Oczywiście z oburzeniem wskazałam jej na czas i wyjaśniłam, że naprawdę spóźniła się poważnie. Na co ona z pewnym zarozumieniem odpowiedziała: “A co tu takiego, miałam sprawy”.

Na tak bezczelne komentarze nigdy nikt z tych, którzy się spóźniali, nigdy nie odpowiadał.

Zazwyczaj ludzie zdają sobie sprawę, że zawiedli mistrza, przepraszają, usprawiedliwiają się. Gdy widzę, że ktoś rzeczywiście opóźnił się z powodu okoliczności niezależnych od niego, zawsze idę na ustępstwa.

A tu taka sytuacja – pomyślisz, miała sprawy. Co tam, że mistrz czekała 45 minut. Pojawiła się – weź i obsługuj.

Wtedy natychmiast zrodziła się we mnie antypatia do tej pani. Ale osobiście nigdy nie okazywałam antypatii i nie przenosiłam jej na jakość pracy.

Jednakże, aby zrealizować obie usługi, na które była zapisana ta klientka, nie zdążyłam w żadnym przypadku. W przeciwnym razie następnej klientce trzeba byłoby długo czekać, a za nią byłyby inne osoby – cały harmonogram by się popsuł.

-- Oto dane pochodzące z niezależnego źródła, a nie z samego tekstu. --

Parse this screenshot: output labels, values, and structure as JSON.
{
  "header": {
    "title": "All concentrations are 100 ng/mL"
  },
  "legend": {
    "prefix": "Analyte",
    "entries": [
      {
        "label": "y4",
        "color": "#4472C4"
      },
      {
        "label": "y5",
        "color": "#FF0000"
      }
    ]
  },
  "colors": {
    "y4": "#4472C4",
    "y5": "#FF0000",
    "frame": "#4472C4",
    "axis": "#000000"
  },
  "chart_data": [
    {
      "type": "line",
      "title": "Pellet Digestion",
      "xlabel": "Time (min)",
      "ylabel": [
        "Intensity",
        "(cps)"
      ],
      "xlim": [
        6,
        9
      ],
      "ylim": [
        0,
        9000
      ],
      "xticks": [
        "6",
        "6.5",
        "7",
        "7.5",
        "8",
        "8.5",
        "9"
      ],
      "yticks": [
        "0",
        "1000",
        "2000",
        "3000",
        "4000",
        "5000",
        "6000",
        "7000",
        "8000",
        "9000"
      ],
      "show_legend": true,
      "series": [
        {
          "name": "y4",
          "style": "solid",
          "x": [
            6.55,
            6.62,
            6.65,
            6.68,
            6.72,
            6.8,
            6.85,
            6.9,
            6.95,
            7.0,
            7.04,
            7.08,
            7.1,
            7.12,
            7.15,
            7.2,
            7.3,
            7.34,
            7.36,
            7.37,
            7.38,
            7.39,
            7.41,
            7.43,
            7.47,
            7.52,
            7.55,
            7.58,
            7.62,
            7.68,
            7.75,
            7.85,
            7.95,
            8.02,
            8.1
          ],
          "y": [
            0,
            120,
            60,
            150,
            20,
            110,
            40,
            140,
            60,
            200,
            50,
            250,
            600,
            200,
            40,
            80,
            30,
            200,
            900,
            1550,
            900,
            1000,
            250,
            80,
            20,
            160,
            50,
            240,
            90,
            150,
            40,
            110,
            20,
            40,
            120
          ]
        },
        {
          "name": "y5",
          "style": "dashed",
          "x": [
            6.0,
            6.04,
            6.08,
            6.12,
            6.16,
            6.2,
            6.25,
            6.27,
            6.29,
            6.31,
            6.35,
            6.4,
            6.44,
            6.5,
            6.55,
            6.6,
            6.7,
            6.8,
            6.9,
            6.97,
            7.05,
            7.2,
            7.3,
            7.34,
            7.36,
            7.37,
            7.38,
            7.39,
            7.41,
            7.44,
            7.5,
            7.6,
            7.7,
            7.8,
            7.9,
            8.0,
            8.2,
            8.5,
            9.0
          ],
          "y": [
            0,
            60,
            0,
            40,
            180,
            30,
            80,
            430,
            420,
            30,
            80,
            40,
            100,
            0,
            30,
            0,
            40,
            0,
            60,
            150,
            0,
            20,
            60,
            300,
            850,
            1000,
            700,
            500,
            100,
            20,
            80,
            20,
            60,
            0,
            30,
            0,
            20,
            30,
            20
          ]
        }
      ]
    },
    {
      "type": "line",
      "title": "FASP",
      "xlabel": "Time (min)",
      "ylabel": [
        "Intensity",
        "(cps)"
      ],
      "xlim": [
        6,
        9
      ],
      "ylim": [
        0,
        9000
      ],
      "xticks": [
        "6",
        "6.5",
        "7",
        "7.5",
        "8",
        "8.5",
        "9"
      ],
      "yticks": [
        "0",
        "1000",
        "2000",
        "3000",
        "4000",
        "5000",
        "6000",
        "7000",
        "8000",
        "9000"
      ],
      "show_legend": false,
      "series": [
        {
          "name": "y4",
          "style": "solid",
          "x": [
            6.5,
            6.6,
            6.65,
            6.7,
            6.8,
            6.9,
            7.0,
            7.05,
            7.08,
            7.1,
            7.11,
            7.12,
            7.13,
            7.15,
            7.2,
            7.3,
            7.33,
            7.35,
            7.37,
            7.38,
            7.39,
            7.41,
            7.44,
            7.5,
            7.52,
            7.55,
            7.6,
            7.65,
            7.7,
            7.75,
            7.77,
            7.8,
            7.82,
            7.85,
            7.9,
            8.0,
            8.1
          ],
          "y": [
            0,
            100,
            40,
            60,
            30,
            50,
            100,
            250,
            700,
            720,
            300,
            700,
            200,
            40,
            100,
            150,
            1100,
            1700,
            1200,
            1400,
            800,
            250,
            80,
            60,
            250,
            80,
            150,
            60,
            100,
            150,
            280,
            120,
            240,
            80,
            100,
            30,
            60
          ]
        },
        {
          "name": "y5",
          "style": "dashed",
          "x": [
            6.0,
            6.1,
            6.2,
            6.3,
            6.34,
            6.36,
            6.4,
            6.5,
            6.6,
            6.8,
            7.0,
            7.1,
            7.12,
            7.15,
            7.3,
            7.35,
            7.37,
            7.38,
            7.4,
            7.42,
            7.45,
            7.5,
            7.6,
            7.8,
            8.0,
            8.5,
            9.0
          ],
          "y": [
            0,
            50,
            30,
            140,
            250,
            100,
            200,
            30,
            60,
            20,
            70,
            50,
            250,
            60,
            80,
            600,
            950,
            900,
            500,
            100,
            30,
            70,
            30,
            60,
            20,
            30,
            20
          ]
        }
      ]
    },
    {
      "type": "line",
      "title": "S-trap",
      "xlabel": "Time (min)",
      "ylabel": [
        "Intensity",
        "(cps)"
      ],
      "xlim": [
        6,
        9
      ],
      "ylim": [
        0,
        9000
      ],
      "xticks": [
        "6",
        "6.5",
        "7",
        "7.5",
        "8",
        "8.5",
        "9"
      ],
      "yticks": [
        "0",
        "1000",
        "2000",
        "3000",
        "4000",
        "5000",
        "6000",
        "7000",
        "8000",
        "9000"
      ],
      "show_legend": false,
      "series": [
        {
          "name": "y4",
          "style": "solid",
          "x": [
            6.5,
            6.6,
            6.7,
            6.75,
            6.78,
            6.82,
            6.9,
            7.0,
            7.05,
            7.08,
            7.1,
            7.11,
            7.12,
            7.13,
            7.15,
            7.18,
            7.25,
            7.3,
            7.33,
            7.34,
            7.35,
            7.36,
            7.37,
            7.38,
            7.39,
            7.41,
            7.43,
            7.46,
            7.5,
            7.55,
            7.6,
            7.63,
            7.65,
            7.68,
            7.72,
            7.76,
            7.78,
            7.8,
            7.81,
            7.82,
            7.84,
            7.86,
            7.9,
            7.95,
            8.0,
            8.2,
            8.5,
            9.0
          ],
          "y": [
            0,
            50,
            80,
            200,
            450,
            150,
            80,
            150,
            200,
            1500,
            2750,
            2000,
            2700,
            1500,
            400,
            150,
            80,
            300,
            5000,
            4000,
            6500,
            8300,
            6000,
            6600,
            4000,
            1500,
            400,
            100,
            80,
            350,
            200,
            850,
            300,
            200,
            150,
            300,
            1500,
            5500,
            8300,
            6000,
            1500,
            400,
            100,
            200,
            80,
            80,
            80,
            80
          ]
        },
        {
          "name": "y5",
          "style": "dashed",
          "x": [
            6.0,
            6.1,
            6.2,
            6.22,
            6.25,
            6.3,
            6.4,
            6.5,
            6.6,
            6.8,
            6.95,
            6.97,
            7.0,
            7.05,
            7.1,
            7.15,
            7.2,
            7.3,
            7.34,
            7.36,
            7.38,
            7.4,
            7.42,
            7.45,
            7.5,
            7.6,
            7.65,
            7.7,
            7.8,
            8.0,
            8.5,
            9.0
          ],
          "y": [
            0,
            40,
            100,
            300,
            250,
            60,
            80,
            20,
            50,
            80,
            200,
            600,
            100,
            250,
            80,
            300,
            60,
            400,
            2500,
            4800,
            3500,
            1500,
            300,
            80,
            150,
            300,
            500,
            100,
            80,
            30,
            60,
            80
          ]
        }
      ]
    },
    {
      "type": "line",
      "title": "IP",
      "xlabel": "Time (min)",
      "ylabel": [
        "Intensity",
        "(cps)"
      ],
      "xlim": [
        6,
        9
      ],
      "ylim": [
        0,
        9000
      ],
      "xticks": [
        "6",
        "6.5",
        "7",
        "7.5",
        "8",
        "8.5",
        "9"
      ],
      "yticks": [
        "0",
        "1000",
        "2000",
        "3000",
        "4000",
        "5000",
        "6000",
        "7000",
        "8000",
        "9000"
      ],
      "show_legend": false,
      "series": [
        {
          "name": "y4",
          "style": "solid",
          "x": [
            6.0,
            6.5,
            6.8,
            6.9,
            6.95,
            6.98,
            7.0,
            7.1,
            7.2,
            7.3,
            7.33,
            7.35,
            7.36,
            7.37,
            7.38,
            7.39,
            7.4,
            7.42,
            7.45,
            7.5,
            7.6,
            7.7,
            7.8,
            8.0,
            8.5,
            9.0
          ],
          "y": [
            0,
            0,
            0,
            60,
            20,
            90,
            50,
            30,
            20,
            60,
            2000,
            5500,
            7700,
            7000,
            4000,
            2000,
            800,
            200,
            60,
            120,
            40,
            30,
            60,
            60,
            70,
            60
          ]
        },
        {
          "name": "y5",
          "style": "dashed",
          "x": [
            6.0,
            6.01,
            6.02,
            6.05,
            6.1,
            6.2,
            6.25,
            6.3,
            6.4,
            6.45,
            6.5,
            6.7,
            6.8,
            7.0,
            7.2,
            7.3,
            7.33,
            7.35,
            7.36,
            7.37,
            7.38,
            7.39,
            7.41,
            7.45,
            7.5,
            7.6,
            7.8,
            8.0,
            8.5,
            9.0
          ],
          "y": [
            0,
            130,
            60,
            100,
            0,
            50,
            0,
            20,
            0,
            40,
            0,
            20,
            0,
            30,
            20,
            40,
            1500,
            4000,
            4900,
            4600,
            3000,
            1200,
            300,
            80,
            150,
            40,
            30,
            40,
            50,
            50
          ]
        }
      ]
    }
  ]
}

Wyjaśniłam pani, że z powodu jej spóźnienia będę mogła zaoferować jej tylko jedną usługę. Jaką, niech sama wybierze. Zgodziła się na manicure, choć z oburzeniem. Siedziała z taką miną, jakby winowajczynią była ja, a nie ona.

Do czasu zakończenia procedury pojawiła się kolejna klientka (trochę wcześniej), a pani przekonała się, że mam gęstą kolejkę.

Co zrobiłam dalej – wzięłam od niej numer telefonu. A potem dodałam go do czarnej listy. Nie miałam ochoty mieć z nią już więcej do czynienia. Dla mnie takie zachowanie klientów było nieakceptowalne. Dzwoniła do mnie później czy nie – nigdy się nie dowiedziałam. Mój numer był dla niej niedostępny.